Para el aspecto dinámico, hay que tener en cuenta que el Q3 tiene más en común con un turismo compacto que con el resto de SUVs de Audi. El motor está situado en posición transversal por delante del eje anterior y su tracción integral es de tipo Haldex (embrague multidiscos); a pesar del apelativo Quattro no es una sofisticada Torsen como en sus hermanos mayores. Así, a pesar de su condición de SUV, su altura libre de 170 mm -es la altura libre de un Skoda Octavia Scout- (o 150 mm con la suspensión deportiva S-Line) y neumáticos de perfil bajo lo limitan bastante en situaciones off-road. Incluso en modo Comfort, la suspensión es un demasiado dura para el off-road. La tracción integral, de tipo Haldex, da prioridad al eje delantero. Se llegará antes al límite de agarre de los neumáticos que de las posibilidades del sistema Haldex. Las protecciones de la mecánica (plásticos) tampoco incitan a aventurarse por caminos rotos. Aún así, la tracción Haldex, así como el ABS y el ESC calibrados para situaciones de off-road aportan un plus para quién se adentre en caminos rotos (siempre y cuando no haya llovido, porque los neumáticos de asfalto no pueden con el barro). De todos modos, no nos engañemos, el Q3 está hecho para el asfalto.
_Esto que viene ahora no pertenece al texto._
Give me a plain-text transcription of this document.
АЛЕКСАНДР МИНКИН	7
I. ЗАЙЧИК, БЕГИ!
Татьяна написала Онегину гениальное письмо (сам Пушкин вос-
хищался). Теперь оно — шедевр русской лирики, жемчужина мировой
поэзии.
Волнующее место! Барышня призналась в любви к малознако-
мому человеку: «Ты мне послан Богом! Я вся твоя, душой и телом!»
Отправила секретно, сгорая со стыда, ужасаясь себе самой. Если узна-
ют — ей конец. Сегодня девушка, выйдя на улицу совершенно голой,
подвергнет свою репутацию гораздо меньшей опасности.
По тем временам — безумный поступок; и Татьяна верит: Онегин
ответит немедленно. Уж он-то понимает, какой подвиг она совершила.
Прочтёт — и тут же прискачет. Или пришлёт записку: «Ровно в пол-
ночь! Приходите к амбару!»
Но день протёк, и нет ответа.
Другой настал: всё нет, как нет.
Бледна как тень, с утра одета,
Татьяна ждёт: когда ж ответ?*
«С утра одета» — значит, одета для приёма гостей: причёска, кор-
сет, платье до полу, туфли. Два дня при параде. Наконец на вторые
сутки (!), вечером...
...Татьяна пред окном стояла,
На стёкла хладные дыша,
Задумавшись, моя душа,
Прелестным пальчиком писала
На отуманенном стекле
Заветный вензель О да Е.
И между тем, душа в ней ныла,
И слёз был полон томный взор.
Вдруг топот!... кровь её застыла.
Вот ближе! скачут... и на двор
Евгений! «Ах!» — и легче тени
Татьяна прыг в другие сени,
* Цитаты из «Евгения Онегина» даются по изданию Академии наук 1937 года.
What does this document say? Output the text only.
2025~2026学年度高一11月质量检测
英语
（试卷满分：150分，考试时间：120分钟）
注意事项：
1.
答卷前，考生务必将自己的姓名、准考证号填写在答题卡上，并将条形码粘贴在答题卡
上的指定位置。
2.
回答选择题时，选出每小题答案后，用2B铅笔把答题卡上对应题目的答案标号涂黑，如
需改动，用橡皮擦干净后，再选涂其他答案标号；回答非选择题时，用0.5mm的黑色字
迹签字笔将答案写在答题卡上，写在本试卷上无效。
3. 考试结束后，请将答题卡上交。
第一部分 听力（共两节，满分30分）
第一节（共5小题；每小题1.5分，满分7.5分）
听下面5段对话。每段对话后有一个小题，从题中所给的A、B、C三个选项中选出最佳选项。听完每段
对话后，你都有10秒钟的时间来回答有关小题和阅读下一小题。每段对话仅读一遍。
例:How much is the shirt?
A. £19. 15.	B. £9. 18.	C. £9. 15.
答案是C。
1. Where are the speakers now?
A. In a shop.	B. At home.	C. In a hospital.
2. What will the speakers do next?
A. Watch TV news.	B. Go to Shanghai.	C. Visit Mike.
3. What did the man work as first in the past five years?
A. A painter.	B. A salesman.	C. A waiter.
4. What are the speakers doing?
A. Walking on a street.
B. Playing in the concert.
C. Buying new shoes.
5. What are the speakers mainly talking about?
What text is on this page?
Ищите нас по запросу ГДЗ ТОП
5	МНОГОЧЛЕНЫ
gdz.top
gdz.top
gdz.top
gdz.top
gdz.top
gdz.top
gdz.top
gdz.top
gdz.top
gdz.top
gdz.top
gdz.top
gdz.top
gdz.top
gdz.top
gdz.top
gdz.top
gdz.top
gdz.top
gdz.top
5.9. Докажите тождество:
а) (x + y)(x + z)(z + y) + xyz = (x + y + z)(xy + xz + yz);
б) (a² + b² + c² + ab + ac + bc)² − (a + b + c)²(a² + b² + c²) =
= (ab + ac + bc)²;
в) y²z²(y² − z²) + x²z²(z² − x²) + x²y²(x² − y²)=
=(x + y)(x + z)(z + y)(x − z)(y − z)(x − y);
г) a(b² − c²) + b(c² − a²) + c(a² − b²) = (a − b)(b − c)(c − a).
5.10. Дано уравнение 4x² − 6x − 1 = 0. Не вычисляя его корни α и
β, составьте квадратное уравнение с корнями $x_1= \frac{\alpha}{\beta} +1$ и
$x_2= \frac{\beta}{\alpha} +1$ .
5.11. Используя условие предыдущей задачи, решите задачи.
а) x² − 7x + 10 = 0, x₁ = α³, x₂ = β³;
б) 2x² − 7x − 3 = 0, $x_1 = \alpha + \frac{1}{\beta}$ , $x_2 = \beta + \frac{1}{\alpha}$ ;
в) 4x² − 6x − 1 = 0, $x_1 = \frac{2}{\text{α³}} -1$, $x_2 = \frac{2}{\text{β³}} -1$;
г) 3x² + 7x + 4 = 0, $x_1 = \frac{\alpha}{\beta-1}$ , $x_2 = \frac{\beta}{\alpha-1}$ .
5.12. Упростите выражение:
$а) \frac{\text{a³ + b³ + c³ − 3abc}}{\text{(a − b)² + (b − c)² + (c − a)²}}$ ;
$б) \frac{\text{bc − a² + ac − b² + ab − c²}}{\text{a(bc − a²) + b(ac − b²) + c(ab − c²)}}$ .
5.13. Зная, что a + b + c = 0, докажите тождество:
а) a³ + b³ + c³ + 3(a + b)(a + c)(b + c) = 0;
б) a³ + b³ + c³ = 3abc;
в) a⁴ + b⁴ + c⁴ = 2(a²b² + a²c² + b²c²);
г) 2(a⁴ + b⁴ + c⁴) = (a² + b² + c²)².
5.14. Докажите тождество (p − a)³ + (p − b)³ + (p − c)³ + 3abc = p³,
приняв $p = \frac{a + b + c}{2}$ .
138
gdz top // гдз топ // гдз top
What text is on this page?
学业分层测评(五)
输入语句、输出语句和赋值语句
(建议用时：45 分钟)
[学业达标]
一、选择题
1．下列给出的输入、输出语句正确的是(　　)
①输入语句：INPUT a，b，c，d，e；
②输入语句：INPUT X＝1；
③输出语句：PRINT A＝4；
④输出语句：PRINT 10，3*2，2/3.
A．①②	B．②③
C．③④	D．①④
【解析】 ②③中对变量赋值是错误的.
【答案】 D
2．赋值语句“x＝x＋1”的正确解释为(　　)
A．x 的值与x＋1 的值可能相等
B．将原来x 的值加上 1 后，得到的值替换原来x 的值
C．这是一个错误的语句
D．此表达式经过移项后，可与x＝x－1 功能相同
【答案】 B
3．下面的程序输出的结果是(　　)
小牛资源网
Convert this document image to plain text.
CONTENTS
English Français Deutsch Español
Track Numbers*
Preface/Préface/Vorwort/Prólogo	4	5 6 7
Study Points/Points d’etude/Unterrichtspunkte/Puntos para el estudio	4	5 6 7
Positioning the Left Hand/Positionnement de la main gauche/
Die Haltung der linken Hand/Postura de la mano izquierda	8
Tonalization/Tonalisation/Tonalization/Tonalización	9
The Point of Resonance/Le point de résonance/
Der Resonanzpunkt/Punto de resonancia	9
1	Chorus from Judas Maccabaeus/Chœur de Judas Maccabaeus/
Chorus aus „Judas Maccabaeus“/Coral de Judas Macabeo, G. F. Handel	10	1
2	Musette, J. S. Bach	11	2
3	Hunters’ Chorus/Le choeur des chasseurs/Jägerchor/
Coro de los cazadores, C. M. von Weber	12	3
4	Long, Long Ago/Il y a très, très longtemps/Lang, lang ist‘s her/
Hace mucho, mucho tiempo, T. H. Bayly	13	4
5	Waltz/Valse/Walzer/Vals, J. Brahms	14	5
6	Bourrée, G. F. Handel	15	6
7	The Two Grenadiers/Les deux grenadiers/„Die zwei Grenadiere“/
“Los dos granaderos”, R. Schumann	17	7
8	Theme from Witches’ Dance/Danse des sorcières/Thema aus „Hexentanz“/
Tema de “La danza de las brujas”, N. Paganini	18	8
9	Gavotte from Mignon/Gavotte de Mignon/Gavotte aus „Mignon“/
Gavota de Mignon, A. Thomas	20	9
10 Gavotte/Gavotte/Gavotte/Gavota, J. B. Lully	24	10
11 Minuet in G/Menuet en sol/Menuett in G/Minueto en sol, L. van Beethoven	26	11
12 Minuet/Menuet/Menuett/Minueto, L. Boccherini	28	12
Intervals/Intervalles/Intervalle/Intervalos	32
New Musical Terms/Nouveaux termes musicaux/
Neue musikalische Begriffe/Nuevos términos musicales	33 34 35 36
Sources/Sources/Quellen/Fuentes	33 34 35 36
En carretera, el Q3 hace gala de unas cualidades dinámicas halagüeñas si lo llevas al 70 % de sus posibilidades. En esas condiciones, los movimientos de carrocería están bastante bien controlados y demuestra una cierta agilidad en zonas reviradas. La tendencia a alargar la trayectoria en las curvas más cerradas no es tan evidente como en otros modelos de la marca. Esto se debe tanto a la puesta a punto como al reparto de par entre las ruedas interiores a la curva y las exteriores. Todo ello si no forzamos el ritmo.

El Q3 hace gala de unas cualidades dinámicas halagüeñas… si lo llevas al 70 % de sus posibilidades

La baza del Q3 es su confort de marcha. En términos de comodidad es una de las referencias del segmento, aunque se puede mostrar un poco rígido a menos de 30 km/h sobre algunas irregularidades del firme típicas de las ciudades (juntas de dilatación, badenes, baches).

Llevando el coche de forma muy alegre, sin llegar al límite, nos encontraremos con un coche cuya dirección filtra demasiado lo que hacen las ruedas, movimientos de carrocería mucho más marcados y un claro subviraje. De todos modos, si lo que buscas es un coche de una gran agilidad, el Q3 2.0 TDI no debería ser una de tus opciones.